Once it happens, it’s easy to think about it and, to use Kim’s words, let it haunt you. According to Nilsson, the first part of the recovery process is to stop that mental replay.
“When we store it as a memory, we relive the emotions of losing it,” he said, “and that will show up the next time they have a similar putt.”
The next step is to diagnose the problem. Did they do anything different from their normal routine? Kim came to Nilsson and his team shortly after his failure at Kraft Nabisco. What he told them was that he had doubts in his head about the putt, that he felt he might miss well. But he ignored those doubts because he thought it was better to continue with his normal routine. In that case, she should have paid attention to his hesitation. In other cases, players may have rushed, taken too long, or made any number of other mistakes.
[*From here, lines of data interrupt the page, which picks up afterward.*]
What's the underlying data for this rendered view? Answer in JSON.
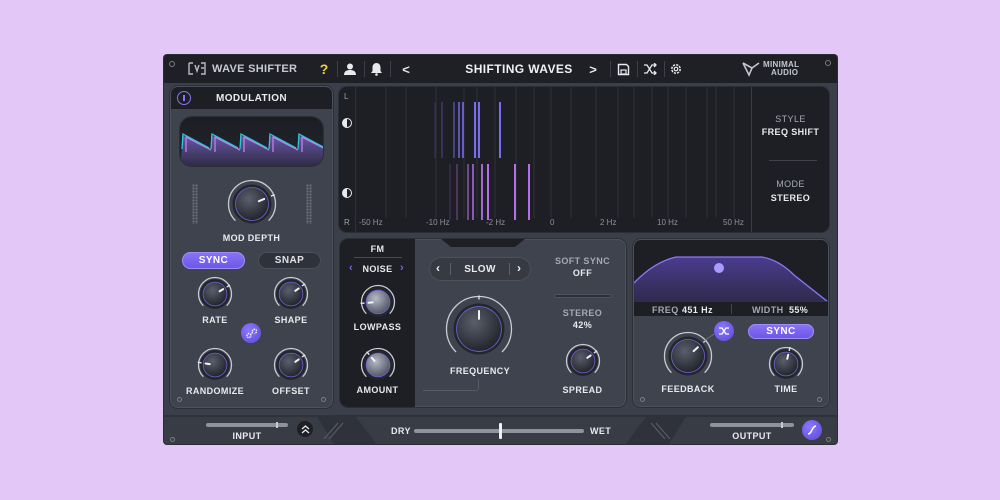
{
  "app": {
    "name": "WAVE SHIFTER",
    "brand": "MINIMAL AUDIO",
    "brand_line1": "MINIMAL",
    "brand_line2": "AUDIO"
  },
  "topbar": {
    "help_icon": "question-icon",
    "preset_name": "SHIFTING WAVES",
    "prev_label": "<",
    "next_label": ">",
    "icons": [
      "user-icon",
      "bell-icon",
      "save-icon",
      "shuffle-icon",
      "gear-icon"
    ]
  },
  "modulation": {
    "title": "MODULATION",
    "mod_depth_label": "MOD DEPTH",
    "sync_label": "SYNC",
    "snap_label": "SNAP",
    "sync_active": true,
    "snap_active": false,
    "rate_label": "RATE",
    "shape_label": "SHAPE",
    "randomize_label": "RANDOMIZE",
    "offset_label": "OFFSET",
    "knobs": {
      "mod_depth": 0.75,
      "rate": 0.72,
      "shape": 0.7,
      "randomize": 0.2,
      "offset": 0.7
    }
  },
  "spectrum": {
    "left_label": "L",
    "right_label": "R",
    "ticks": [
      "-50 Hz",
      "-10 Hz",
      "-2 Hz",
      "0",
      "2 Hz",
      "10 Hz",
      "50 Hz"
    ]
  },
  "style_mode": {
    "style_label": "STYLE",
    "style_value": "FREQ SHIFT",
    "mode_label": "MODE",
    "mode_value": "STEREO"
  },
  "fm": {
    "title": "FM",
    "source": "NOISE",
    "lowpass_label": "LOWPASS",
    "amount_label": "AMOUNT",
    "knobs": {
      "lowpass": 0.15,
      "amount": 0.35
    }
  },
  "shifter": {
    "speed": "SLOW",
    "frequency_label": "FREQUENCY",
    "frequency_value": 0.5,
    "soft_sync_label": "SOFT SYNC",
    "soft_sync_value": "OFF",
    "stereo_label": "STEREO",
    "stereo_value": "42%",
    "spread_label": "SPREAD",
    "spread_value": 0.7
  },
  "filter": {
    "freq_label": "FREQ",
    "freq_value": "451 Hz",
    "width_label": "WIDTH",
    "width_value": "55%",
    "feedback_label": "FEEDBACK",
    "feedback_value": 0.68,
    "time_label": "TIME",
    "time_value": 0.55,
    "sync_label": "SYNC",
    "sync_active": true
  },
  "bottom": {
    "input_label": "INPUT",
    "output_label": "OUTPUT",
    "dry_label": "DRY",
    "wet_label": "WET",
    "input_level": 0.85,
    "output_level": 0.85,
    "dry_wet": 0.5
  },
  "colors": {
    "accent": "#7b65f0",
    "background": "#e3c7f7",
    "panel": "#3f434d",
    "dark": "#1d1f24",
    "left_bars": "#7a6cf0",
    "right_bars": "#b36ee8"
  }
}
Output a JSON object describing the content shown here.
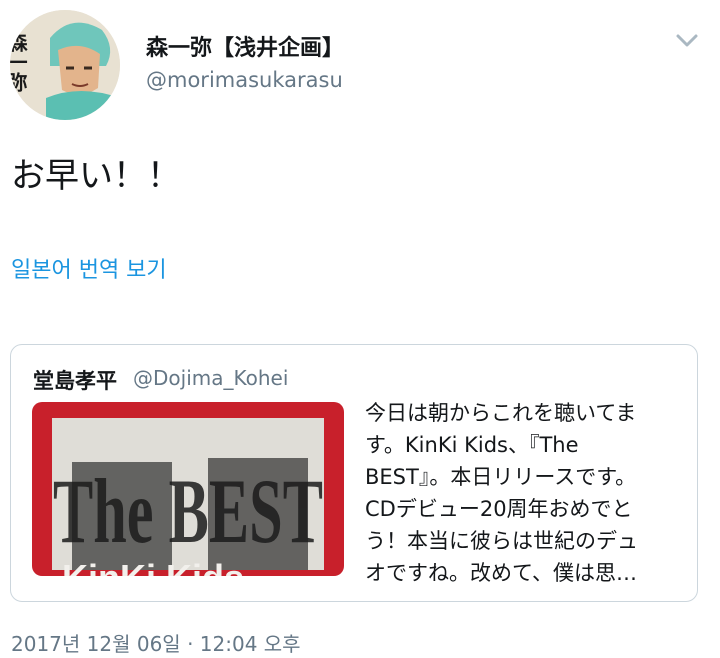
{
  "author": {
    "display_name": "森一弥【浅井企画】",
    "handle": "@morimasukarasu",
    "avatar_text": "森一弥"
  },
  "tweet": {
    "text": "お早い！！",
    "translate_link": "일본어 번역 보기",
    "timestamp": "2017년 12월 06일 · 12:04 오후"
  },
  "quote": {
    "author_name": "堂島孝平",
    "author_handle": "@Dojima_Kohei",
    "media_title_text": "The BEST",
    "media_subtitle_text": "KinKi Kids",
    "text_lines": [
      "今日は朝からこれを聴いてま",
      "す。KinKi Kids、『The",
      "BEST』。本日リリースです。",
      "CDデビュー20周年おめでと",
      "う！本当に彼らは世紀のデュ",
      "オですね。改めて、僕は思…"
    ]
  },
  "icons": {
    "menu_caret": "chevron-down-icon"
  },
  "colors": {
    "link": "#1b95e0",
    "secondary_text": "#657786",
    "border": "#ccd6dd",
    "album_red": "#c8202b"
  }
}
Ultimately, it’s critical to stop the obsessive part of reliving the putt, Nilsson says, because you can’t change the past. Going forward, however, both she and Pickens advocated a kind of backup plan in high-pressure situations. In other words, sometimes the normal routine is not enough. The “pressure plan” can be different for each player, from something as simple as concentrating more on maintaining constant grip pressure to more abstract techniques such as visualizing the putt falling into the hole, humming a song, imagining a rhythmic clock ticking weather. rhythm of the putter stroke or have a kind of self-talk mantra like “down the line”.
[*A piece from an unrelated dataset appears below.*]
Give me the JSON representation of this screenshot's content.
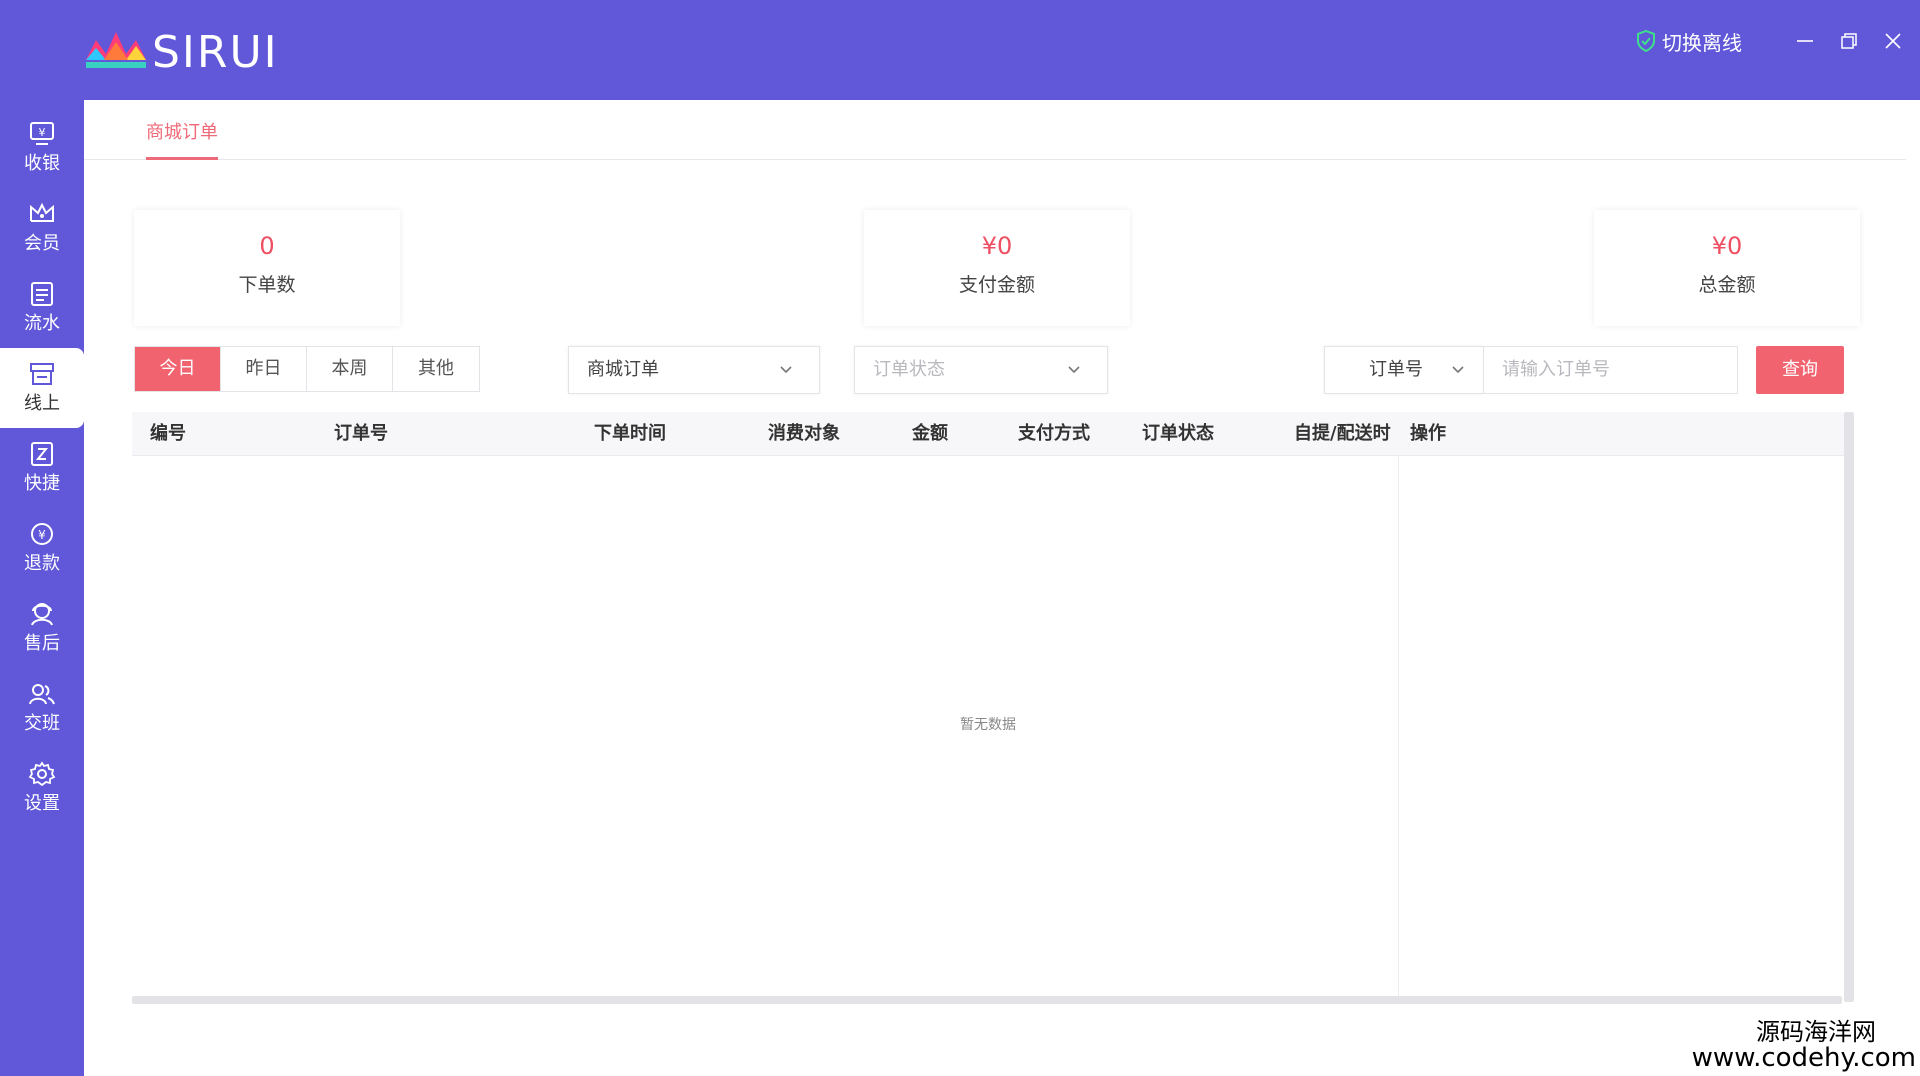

“It’s not about going blank,” Pickens said. “It’s a matter of managing your mind.”
Collin Morikawa missed a three-foot shot in 2020 to extend a playoff at the Charles Schwab Challenge at Colonial just after the PGA Tour season resumed from the COVID shutdown. It can be easy to forget that excruciating moment now that Morikawa has won two majors with a tremendous deciding game. But when he checks the putt, he still gets the chills and admits he still hurts.
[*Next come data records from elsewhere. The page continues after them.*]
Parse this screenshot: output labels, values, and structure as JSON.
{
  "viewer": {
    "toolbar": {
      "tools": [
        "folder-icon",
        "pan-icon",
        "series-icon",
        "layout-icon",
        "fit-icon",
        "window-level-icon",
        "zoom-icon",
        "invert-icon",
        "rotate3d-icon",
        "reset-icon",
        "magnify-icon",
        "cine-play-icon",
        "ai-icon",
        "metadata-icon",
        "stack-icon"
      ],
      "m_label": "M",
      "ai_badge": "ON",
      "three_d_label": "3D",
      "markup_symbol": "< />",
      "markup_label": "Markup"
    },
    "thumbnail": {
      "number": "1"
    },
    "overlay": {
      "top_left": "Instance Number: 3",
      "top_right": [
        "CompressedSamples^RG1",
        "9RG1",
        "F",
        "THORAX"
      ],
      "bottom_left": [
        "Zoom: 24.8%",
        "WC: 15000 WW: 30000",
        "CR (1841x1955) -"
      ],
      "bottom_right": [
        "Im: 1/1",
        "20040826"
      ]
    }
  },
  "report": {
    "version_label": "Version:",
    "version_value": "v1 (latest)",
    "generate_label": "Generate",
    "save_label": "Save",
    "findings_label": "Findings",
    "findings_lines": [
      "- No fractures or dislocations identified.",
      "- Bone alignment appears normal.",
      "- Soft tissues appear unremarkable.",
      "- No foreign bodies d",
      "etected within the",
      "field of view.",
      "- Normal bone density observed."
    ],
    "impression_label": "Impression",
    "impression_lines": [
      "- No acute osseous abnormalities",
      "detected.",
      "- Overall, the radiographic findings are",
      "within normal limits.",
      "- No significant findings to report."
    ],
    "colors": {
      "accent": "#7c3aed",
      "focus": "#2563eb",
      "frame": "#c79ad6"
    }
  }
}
“They’re hard, they’re hard to swallow,” he told Golf Digest. “But at the end of the day, you can’t do anything about it, and you can’t dwell on the past. Does it make you think about the shorts a little more? Maybe, but that just means give it your full attention.”
What’s remarkable about Morikawa is how quickly he bounced back, and that’s due almost entirely to a quality that Pickens described as being honest with yourself.
“This is a professional evaluation,” Pickens said. “A real professional who can assess what really happened. Was this physical, was this mental, is there more to it? Most young children, if we can disturb them, they will immediately blame the stroke…it’s a huge, great skill, the ability to really get to the root cause and stop blaming other things.
Morikawa is young (just 25), but he immediately wondered “What did I do wrong here? How can I improve?” Because he was confident enough to endure those hardships and take an honest self-assessment without worrying if he was a choker or if he was defensive about his own state of mind, he overcame it and prospered.
That path is open to everyone from Cink to Kim, because the truth about missing an agonizing short putt is the same truth that applies in many walks of life: It’s not about what happened, it’s about how you respond.